State Key Laboratory of ASIC and System, School of Microelectronics, Fudan University, Shanghai, China.
Shenzhen Sixcarbon Technology, Shenzhen, China.
Nat Commun. 2021 Jun 7;12(1):3347. doi: 10.1038/s41467-021-23719-3.
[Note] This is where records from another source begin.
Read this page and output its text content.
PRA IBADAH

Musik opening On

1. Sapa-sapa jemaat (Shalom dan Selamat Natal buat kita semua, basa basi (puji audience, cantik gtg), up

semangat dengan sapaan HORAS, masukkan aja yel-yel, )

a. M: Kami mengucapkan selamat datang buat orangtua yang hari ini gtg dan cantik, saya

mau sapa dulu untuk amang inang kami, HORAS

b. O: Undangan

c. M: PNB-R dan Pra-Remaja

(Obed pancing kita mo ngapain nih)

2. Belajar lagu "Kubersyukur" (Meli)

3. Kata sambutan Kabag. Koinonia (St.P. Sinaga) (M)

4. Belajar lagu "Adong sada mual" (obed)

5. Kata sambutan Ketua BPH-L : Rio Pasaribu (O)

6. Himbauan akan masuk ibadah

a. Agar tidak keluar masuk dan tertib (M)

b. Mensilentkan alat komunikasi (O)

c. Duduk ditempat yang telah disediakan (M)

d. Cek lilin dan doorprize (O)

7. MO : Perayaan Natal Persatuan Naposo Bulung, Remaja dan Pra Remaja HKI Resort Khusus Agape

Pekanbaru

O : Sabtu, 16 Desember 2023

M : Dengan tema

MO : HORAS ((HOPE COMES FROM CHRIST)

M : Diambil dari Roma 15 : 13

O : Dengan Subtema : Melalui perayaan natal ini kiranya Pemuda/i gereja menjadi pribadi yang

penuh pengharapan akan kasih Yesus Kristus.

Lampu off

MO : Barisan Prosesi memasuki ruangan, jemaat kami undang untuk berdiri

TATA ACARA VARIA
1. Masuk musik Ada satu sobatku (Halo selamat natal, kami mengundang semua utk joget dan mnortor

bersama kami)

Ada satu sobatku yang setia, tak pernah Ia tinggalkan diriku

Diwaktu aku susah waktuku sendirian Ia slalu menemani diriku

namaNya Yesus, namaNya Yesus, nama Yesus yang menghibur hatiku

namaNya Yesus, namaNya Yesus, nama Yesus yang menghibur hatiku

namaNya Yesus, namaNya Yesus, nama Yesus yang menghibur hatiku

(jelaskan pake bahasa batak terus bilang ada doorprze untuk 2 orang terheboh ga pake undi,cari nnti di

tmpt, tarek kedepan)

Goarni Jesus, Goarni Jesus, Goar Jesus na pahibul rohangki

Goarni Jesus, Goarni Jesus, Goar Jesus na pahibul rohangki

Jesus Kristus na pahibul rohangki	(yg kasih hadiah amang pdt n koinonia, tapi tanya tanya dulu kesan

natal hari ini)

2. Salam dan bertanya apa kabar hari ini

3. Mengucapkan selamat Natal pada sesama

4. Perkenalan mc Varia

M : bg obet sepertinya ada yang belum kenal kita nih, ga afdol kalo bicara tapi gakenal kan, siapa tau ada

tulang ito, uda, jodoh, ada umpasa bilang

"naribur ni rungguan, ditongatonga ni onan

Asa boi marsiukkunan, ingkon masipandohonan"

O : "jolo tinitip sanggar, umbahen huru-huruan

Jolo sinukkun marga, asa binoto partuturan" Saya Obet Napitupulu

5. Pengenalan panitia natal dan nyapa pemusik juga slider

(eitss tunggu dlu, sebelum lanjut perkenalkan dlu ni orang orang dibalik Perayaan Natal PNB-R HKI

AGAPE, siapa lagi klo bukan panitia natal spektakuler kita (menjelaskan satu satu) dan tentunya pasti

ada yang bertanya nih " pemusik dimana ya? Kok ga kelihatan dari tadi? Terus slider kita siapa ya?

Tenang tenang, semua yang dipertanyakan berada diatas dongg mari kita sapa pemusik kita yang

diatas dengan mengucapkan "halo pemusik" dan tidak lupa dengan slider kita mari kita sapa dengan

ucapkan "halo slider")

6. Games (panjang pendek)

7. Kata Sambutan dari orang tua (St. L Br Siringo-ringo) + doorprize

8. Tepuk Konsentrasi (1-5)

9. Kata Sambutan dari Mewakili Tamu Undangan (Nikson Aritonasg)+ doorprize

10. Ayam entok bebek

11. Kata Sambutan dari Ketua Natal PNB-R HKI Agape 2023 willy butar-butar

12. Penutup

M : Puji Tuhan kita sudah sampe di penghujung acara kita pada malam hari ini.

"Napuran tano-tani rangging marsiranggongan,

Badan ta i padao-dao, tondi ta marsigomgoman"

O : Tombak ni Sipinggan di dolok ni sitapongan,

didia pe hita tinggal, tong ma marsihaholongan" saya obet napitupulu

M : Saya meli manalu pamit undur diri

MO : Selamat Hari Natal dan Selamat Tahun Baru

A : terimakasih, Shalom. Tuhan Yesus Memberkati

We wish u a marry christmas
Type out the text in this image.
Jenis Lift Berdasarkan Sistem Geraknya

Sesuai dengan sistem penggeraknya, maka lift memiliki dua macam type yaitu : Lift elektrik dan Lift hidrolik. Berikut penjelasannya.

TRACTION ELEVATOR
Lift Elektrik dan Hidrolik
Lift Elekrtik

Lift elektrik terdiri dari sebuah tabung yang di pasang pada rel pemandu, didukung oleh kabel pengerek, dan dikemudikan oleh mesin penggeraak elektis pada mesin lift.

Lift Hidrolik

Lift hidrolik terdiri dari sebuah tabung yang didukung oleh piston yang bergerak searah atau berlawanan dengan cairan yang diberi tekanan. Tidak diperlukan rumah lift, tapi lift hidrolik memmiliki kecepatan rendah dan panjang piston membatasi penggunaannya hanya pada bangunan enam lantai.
In-memory computing may enable multiply-accumulate (MAC) operations, which are the primary calculations used in artificial intelligence (AI). Performing MAC operations with high capacity in a small area with high energy efficiency remains a challenge. In this work, we propose a circuit architecture that integrates monolayer MoS transistors in a two-transistor-one-capacitor (2T-1C) configuration. In this structure, the memory portion is similar to a 1T-1C Dynamic Random Access Memory (DRAM) so that theoretically the cycling endurance and erase/write speed inherit the merits of DRAM. Besides, the ultralow leakage current of the MoS transistor enables the storage of multi-level voltages on the capacitor with a long retention time. The electrical characteristics of a single MoS transistor also allow analog computation by multiplying the drain voltage by the stored voltage on the capacitor. The sum-of-product is then obtained by converging the currents from multiple 2T-1C units. Based on our experiment results, a neural network is ex-situ trained for image recognition with 90.3% accuracy. In the future, such 2T-1C units can potentially be integrated into three-dimensional (3D) circuits with dense logic and memory layers for low power in-situ training of neural networks in hardware.
在内存计算中可以实现乘累加 (MAC) 操作,这是人工智能 (AI) 中主要的计算方式。在小面积、高能效的情况下实现大容量的 MAC 操作仍然是一个挑战。在这项工作中,我们提出了一种电路架构,该架构将单层 MoS 晶体管集成在两个晶体管一个电容器 (2T-1C) 的结构中。在这种结构中,存储部分类似于 1T-1C 动态随机存取存储器 (DRAM),因此从理论上讲,循环耐久性和擦除/写入速度继承了 DRAM 的优点。此外,MoS 晶体管的超低漏电流使得可以在电容器上存储具有长保持时间的多级电压。单个 MoS 晶体管的电特性还允许通过将漏极电压乘以电容器上存储的电压来进行模拟计算。然后通过汇聚来自多个 2T-1C 单元的电流来获得乘积和。根据我们的实验结果,我们使用该神经网络进行了图像识别的原位训练,准确率达到 90.3%。在未来,这种 2T-1C 单元可以集成到具有密集逻辑和存储层的三维 (3D) 电路中,以在硬件中实现神经网络的低功耗原位训练。